Get a large saucepan and boil water on a stove.
Cut up 3 potatoes in to semi small pieces and put them in to the boiling water and cook them for 15 minutes.
Cut 20 grams of butter
Cut up 2 long green chillies and put aside.
Put the 20 grams of butter in to a pre heated frying pan and let it melt.
Once the butter has melted put 2 teaspoons of cumin power in to the pan.
Put 2 teaspoons of mustard seeds into the fry pan.
Put 1 teaspoons of turmeric power into fry pan
Put 2 teaspoons of fresh lemon juice into fry pan
Mix up all the spices and Lemon so that it produces a nice light brown colour.
Mix up the chopped up chilies and cooked potatoes into the fry pans and mix for 5 minutes so the spices can mix in.
Stir for two minutes and add 1/2 cup of frozen peas into fry pan
After the spices have mixed let the batch cool down and add some finely diced coriander and mix well.
After you let the pan cool get some plain Greek yogurt and Measure 1/3 and put it in to a bowl.
Finally cut up 1/3 cup of mint and put it into the bowl with yogurt.

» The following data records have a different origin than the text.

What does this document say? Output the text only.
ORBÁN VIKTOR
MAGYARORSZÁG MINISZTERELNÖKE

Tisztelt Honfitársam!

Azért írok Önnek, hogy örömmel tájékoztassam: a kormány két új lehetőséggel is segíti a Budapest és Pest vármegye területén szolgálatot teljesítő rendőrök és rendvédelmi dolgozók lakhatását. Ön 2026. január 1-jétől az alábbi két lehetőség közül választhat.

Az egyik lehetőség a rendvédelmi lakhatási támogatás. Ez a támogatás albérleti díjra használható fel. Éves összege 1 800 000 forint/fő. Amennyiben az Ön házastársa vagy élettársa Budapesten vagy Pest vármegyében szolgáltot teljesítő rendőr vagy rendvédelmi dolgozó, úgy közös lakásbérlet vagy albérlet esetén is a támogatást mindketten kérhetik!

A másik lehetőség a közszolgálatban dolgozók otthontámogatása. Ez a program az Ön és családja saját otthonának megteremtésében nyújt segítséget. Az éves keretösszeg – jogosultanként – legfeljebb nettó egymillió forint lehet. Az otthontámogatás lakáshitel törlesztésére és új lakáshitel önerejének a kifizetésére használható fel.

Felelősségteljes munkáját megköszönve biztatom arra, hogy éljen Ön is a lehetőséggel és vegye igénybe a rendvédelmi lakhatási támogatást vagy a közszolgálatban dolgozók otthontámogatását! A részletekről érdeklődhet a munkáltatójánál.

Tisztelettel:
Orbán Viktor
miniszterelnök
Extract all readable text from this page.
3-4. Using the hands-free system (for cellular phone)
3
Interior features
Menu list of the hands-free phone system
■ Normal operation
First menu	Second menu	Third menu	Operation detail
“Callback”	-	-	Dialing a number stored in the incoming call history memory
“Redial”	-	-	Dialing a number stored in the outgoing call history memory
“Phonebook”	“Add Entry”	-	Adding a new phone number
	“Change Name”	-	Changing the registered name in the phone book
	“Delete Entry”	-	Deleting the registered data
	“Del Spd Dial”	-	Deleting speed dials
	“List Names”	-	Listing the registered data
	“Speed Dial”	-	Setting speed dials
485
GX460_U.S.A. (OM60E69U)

Add the same amount of coriander to the yogurt too.
Once that is all in, mix it all up and you have got a diping sauce for the curry puffs.
Get some puff pastry and cut end to end so that you have 4 triangles.
Once you have the triangles put 2 small teaspoons of the mixture on to one triangle.
Fold one corner to the other and press down on the sides with a fork.
This is what it should look like
Fill up as many as you can so that there is no more mixture left.
Get A pan on the stove and put vegetable oil on the pan. Let it get hot for 3 minutes and then put the curry puffs on for 1 minute on each side until golden colour.